とりあえず思ったことを口にしてみたが、首を振られてしまった。どうやら違うらしい。では、一体なぜ。いまいち読めない風魔さんの行動に悩んでいれば、不意に腕を掴まれ、そのまま包みを持たされた。そして、その手をぎゅ、と握り込まれる。最近思うけれど、風魔さんは喋らない分、こうして体に触れて表現する事が多い。こんな穴倉で生活しているから、男の人にも慣れたもの、と自分では思っていたが、どうやらそうでもないらしい。風魔さんに触れられると、どうにも照れくさい。体温が上がり始めたことを必死に隠しながら、私は口を開いた。



「もしかして、私達に、ですか?」



ちらりと様子を窺えば、こくりと確かに頷いた。手を離して、何時ものように腕を組んだ風魔さんは、どうやら官兵衛さんだけではなく、私へのお土産として団子を買って来てくれたらしい。それが嬉しくて早々にお礼を言えば、首を横に振ってしまう。案外謙虚だ。伝説の忍がこんなにも謙虚だなんて、きっと誰も知らないだろう。思わずくすくすと笑ってしまったが、あることに気が付いた。



「どうして私の分も?お店になら直接行けるのに。」



勿論、このお土産に不満があるとか、そういうことではない。ただ単純に、これから連れて行ってくれるのになぜ私の分までわざわざ買って来てくれたのか、疑問だったのだ。しかし、風魔さんは首を振るだけ。よく分からない。首を傾げて頭の上にさぞや疑問符が沢山浮かんでいる事であろう。すると、風魔さんが上を指さして首を振る。



「あ!もしかして、今日は外に行けないって、ことですか?」



自分で言っておきながら尻すぼみになる言葉に、ちゃんと聞きとれていれるのかどうか。そう思いながら、浮かんだ言葉を口にすれば、こういう時ばかり見事に言い当ててしまうのだから、何とも複雑だ。静かに頷く風魔さんに、思わず肩を落す。よくよく考えてみれば、風魔さんは仕事の用事でこの穴倉に来ている訳で、わざわざ私を外に連れ出してお茶の相手をする必要などない訳だ。寧ろ、今迄風魔さんの好意に甘えていただけなのだから、がっかりするのはお門違いもいいとこだ。私は慌てて誤魔化すように苦笑いを浮かべる。

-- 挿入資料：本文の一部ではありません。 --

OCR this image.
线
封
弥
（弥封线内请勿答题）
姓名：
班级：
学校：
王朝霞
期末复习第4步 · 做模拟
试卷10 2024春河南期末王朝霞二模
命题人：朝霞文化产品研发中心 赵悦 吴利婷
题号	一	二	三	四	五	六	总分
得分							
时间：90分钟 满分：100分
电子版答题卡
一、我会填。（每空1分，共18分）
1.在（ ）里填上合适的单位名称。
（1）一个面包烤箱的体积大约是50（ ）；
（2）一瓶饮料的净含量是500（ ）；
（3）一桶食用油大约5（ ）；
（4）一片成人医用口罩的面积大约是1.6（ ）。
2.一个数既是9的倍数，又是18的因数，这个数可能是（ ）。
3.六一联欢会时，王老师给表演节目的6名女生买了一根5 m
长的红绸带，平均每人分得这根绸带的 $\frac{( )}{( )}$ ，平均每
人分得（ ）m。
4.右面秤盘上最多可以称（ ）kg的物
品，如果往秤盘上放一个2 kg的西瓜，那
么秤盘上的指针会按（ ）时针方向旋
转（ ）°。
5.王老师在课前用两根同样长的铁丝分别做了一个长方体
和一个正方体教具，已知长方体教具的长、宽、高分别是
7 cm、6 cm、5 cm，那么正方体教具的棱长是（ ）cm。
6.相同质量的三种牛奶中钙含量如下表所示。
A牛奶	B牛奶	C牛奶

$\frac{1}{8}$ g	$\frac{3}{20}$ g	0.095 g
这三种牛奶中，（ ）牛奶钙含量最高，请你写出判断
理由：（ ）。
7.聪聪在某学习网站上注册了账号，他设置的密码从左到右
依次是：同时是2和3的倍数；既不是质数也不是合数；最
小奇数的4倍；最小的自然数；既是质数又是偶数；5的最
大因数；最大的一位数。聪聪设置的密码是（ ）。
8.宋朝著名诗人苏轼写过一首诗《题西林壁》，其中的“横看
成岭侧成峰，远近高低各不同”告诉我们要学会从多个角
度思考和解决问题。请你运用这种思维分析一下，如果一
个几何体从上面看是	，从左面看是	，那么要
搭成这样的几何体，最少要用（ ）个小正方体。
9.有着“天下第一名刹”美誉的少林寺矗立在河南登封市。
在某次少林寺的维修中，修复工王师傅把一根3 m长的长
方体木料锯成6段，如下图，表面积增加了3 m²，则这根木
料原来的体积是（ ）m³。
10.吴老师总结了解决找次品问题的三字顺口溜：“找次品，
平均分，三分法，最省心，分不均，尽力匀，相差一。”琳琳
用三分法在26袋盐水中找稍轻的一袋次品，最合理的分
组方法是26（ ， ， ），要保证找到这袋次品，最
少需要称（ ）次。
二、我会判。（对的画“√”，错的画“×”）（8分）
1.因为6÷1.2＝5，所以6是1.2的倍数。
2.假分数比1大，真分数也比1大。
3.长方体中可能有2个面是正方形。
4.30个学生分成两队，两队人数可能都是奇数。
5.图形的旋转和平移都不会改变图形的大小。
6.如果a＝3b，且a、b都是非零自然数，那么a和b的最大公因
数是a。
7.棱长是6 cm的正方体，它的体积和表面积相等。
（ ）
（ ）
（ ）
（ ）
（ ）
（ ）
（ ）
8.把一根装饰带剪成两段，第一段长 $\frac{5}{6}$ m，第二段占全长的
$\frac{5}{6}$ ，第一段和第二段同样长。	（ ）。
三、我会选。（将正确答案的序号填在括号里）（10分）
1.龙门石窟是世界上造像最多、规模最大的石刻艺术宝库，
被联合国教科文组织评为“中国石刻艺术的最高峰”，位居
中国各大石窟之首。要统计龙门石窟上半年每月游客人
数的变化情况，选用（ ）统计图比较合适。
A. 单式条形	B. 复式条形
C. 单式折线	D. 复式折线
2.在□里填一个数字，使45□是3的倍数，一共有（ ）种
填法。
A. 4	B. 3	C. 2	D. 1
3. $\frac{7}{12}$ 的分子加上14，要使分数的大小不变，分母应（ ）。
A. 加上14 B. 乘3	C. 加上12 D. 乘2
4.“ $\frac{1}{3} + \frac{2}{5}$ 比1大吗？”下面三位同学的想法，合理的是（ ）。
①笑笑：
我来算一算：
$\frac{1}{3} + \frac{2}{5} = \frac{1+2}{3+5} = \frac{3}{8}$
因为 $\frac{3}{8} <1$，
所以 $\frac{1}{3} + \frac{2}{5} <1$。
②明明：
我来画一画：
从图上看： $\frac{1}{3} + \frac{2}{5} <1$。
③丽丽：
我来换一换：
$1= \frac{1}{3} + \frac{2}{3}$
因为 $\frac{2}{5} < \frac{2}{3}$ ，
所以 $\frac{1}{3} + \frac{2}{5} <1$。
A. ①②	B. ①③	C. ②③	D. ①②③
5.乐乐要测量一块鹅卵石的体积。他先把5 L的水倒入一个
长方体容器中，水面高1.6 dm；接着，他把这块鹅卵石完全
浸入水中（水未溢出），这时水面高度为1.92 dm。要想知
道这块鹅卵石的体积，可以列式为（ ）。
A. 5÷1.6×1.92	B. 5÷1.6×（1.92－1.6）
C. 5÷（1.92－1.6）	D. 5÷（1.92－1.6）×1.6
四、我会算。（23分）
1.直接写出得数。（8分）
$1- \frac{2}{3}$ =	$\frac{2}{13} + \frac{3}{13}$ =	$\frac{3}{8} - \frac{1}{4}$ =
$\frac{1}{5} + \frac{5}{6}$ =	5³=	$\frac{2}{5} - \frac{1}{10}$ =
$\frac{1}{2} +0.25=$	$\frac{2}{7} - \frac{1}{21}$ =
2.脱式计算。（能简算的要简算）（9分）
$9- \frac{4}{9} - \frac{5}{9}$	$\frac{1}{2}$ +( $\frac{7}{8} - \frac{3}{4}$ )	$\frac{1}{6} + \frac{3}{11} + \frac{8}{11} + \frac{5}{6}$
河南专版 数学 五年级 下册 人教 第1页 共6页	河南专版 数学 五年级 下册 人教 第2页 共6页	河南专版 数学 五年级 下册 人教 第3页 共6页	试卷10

「すみません。お仕事なのに、何時も付き合ってもらっちゃって。外に行けないのは残念ですけど、わざわざお土産まで持って来て頂いて嬉しいです。ありがとうございます。」



もしかしたら、今迄も迷惑だったかもしれない。今度からは誘わない方がいいかもしれない。小田原から来ているのだ。疲れているだろう。そこに更に追い討ちをかけるような真似をしていたかも。次から次へと溢れる悲観的な思考を無理矢理頭の隅に追いやって、何とかこの場を凌ぐことに必死になっていた。しかし、伸ばされた手が頬を包んで顔を持ち上げられ、相変わらず読めない風魔さんの行動に何事かと驚いて目をパチくりさせていれば、焦点が合わない程、近くに風魔さんの顔が見える。少しの間だけ、唇に柔らかいものが触れていて、完全に思考が停止していた。



「え?」



再び思考が動き出したのは風魔さんが離れてからで、さっさとその場から姿を消してしまってからだった。なんでいきなり?私が落ち込んだから?それにしたって、あ、あんなことする?いや、そもそもだ、根本的なところで問題があるだろ。せ、接吻とか、好きな人以外に気軽にしちゃ駄目でしょ!で、でも、もしかしたら、そういうこと?いや、でも、それならなんで接吻?ぽつんと一人、その場に立ち尽くしていた私は、徐々に顔に熱が集中するのが分かって、思わずその場にしゃがみ込んで頭を抱えたのだった。



―――
正直これが書きたかったのに脳内設定いろいろ付け加えてたら1を書かざるを得なくなったのだった。